Fung Ket Win has not been able to prove that Harris Salleh has 70% of the land in Labuan. It need not mean that the statement is false. At the moment, it is merely unproven.
We find it most unfair however, if Fung Ket Wing is to be reprimanded for falling to prove 70% statement, while Harris Salleh gets scotfree when he is also unable to prove that he has not more than 2% of landownership in Labuan.
In the Fung Ket Wing –Harris Salleh case, Fung Ket Wing is performing a public and national service, to throw the glare of public scrutiny on government actions to ensure greater accountability and higher ethical standards.
The person who is really on trial is Harris Salleh, and I am afraid he has not emerged from it with intact. He had the excellent opportunity to show not only to the Privileges Committee, Parliament, but the people of Sabah and Malaysia that he is political leader of integrity who has nothing to hide, by throwing open all his properties, whether held in his name, or through compnies with shares or nominess, to prove that he dare to withstand the fullest and the most minute public examination for his deeds as Chief Minister of Sabah.
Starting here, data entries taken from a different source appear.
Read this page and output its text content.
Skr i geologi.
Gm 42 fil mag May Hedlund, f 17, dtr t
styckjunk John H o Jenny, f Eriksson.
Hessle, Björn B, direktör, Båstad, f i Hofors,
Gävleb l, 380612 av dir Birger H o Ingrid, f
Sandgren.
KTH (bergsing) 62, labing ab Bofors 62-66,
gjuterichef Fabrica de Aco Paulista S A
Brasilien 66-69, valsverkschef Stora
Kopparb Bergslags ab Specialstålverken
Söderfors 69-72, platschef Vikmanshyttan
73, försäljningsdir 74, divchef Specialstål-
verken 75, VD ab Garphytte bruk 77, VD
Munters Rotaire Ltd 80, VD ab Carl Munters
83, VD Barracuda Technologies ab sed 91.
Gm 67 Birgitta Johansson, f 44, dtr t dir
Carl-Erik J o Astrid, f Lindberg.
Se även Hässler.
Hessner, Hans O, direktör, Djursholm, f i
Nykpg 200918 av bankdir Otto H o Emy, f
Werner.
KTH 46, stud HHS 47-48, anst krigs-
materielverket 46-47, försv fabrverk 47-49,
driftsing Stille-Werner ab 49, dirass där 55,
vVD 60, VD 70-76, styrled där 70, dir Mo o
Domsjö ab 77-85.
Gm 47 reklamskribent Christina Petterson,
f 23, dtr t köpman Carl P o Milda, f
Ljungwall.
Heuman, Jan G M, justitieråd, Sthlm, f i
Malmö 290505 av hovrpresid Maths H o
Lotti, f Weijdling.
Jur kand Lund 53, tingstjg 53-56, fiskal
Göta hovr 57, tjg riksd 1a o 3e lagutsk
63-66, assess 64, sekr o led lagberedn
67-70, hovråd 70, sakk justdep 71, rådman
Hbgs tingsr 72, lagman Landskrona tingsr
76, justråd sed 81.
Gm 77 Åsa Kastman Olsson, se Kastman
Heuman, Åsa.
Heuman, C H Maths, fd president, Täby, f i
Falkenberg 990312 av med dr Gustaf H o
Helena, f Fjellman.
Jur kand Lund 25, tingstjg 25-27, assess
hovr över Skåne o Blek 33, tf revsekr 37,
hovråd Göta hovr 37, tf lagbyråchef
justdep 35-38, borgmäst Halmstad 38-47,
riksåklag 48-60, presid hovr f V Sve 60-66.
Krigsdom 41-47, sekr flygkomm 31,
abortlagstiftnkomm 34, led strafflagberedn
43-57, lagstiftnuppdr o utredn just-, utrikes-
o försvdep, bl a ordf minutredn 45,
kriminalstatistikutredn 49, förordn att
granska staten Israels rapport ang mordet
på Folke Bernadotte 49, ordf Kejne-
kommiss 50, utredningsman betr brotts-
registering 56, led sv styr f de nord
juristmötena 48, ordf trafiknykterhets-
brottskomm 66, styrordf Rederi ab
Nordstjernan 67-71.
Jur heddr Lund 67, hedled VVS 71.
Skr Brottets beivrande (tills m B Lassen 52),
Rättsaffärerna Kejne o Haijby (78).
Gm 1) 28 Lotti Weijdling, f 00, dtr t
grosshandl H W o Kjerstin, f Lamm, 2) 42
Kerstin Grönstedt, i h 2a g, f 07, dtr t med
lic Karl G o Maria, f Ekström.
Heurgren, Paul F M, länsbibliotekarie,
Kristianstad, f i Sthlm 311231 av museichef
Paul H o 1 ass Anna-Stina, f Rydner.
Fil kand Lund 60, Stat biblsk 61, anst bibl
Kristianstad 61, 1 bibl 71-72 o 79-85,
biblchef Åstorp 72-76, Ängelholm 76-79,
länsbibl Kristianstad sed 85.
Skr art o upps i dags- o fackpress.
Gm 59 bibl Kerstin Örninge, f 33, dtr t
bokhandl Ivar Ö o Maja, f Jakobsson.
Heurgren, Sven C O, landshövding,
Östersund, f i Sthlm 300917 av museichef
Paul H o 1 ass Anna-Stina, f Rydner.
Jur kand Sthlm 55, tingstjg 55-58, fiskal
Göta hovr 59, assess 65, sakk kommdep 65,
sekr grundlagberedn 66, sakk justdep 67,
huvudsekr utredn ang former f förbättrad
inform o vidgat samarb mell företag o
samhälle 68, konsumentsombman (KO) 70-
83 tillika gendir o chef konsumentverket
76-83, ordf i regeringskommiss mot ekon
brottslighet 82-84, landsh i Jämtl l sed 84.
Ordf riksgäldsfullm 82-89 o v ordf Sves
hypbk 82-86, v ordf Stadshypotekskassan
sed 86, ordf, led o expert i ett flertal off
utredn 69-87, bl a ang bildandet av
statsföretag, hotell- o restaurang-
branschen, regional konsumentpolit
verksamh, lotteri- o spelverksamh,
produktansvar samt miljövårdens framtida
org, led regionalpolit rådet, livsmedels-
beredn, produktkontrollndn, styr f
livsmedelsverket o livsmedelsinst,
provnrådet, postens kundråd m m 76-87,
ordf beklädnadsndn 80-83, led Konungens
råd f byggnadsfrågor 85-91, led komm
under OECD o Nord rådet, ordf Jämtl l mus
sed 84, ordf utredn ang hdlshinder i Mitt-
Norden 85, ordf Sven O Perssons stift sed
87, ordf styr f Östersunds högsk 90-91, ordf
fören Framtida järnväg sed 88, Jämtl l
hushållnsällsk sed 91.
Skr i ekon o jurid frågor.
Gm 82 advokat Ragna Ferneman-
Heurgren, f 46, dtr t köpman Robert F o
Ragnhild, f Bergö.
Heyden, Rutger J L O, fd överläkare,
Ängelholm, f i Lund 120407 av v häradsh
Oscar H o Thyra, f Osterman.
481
Before I conclude, I call on the Anti-Corruption Agency to investigate and if there is basis, to arrest and prosecute, Datuk Harris Salleh for breach of Sabah Constitution Article 6(5) in continuing to get involved in commercial enterprise by remaining as Director of Dua Bersaudara Sdn.Bhd and Empat Bersaudara Sdn.Bhd. and for his removal as Sabah State Chief Minister.